Caminhei cerca de uma centena de metros, e na passadeira que me surgiu, passei para o lado de lá da rua. Debaixo de um prédio havia um pequeno café. Entrei. Era realmente pequeno mas muito acolhedor. Como sou um pouco tímido e não gosto de me sentir observado, fiquei logo na primeira mesa que me apareceu. A mesa de madeira em consonância com o pequeno café de decoração rústica , ficava escondida por de trás da porta. Bem ao meu gosto.
Pouco depois uma bela jovem veio ao meu encontro. A sua beleza era tal que por si só, deixou-me completamente vazio de pensamentos e de sentidos. Pele clara e corada - talvez pela minha expressão - cabelo negro pelos ombros e olhos redondos e escuros, deixavam transparecer um doce olhar de menina. Chamava-se Margarida, pelo que entendi pelo seu crachá, branco com letras em azul escuro. Perante tanta beleza, quase não consegui dizer que queria um café.
Não consigo dizer se ela, realmente, entendeu o quanto fiquei boquiaberto com sua beleza exterior.

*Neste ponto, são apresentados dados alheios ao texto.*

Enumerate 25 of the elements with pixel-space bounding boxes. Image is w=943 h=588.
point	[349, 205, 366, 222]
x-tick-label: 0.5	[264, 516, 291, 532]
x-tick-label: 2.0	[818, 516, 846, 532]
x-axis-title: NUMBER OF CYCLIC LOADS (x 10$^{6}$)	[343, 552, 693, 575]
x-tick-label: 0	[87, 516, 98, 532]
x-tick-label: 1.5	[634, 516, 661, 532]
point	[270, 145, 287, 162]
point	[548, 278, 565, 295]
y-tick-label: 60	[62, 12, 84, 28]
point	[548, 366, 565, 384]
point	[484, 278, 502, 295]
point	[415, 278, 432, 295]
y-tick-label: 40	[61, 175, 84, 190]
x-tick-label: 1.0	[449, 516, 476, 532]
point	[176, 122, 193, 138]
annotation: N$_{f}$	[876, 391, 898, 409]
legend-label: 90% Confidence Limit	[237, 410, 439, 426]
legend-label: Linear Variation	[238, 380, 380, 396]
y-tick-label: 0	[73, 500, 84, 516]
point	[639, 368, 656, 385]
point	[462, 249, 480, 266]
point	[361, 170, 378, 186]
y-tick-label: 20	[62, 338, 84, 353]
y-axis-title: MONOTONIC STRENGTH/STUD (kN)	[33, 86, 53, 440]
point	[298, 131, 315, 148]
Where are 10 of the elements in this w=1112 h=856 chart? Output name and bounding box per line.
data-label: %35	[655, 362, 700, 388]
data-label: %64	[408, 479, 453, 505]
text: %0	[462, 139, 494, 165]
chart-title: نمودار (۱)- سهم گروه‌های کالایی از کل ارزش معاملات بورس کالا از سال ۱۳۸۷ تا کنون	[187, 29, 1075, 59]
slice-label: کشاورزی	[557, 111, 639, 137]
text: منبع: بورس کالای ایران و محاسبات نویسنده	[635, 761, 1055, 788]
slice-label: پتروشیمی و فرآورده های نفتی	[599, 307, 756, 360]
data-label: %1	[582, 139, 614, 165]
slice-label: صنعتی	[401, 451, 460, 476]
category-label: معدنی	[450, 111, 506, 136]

Quase como que envergonhado pela minha reacção, tremi ao abrir a saqueta do açúcar e ao coloca-lo na chávena , ainda deixei que algum do pouco açúcar , caísse para fora...
Mais ao fundo da sala dois casais com idades compreendidas entre os quarenta e muitos e os cinquenta, argumentavam e contra-argumentavam sobre o referendo ao aborto. Quando os casais solicitaram à Margarida a sua opinião sobre o mesmo ela respondeu: - A minha mãe, tinha 16 anos quando ficou grávida de mim. Toda a família a pressionou para que ela abortasse, ela contra todos, rejeitou fazê-lo. Hoje aqui estou eu, orgulhosa da mãe que tenho e feliz pela vida que Deus me deu...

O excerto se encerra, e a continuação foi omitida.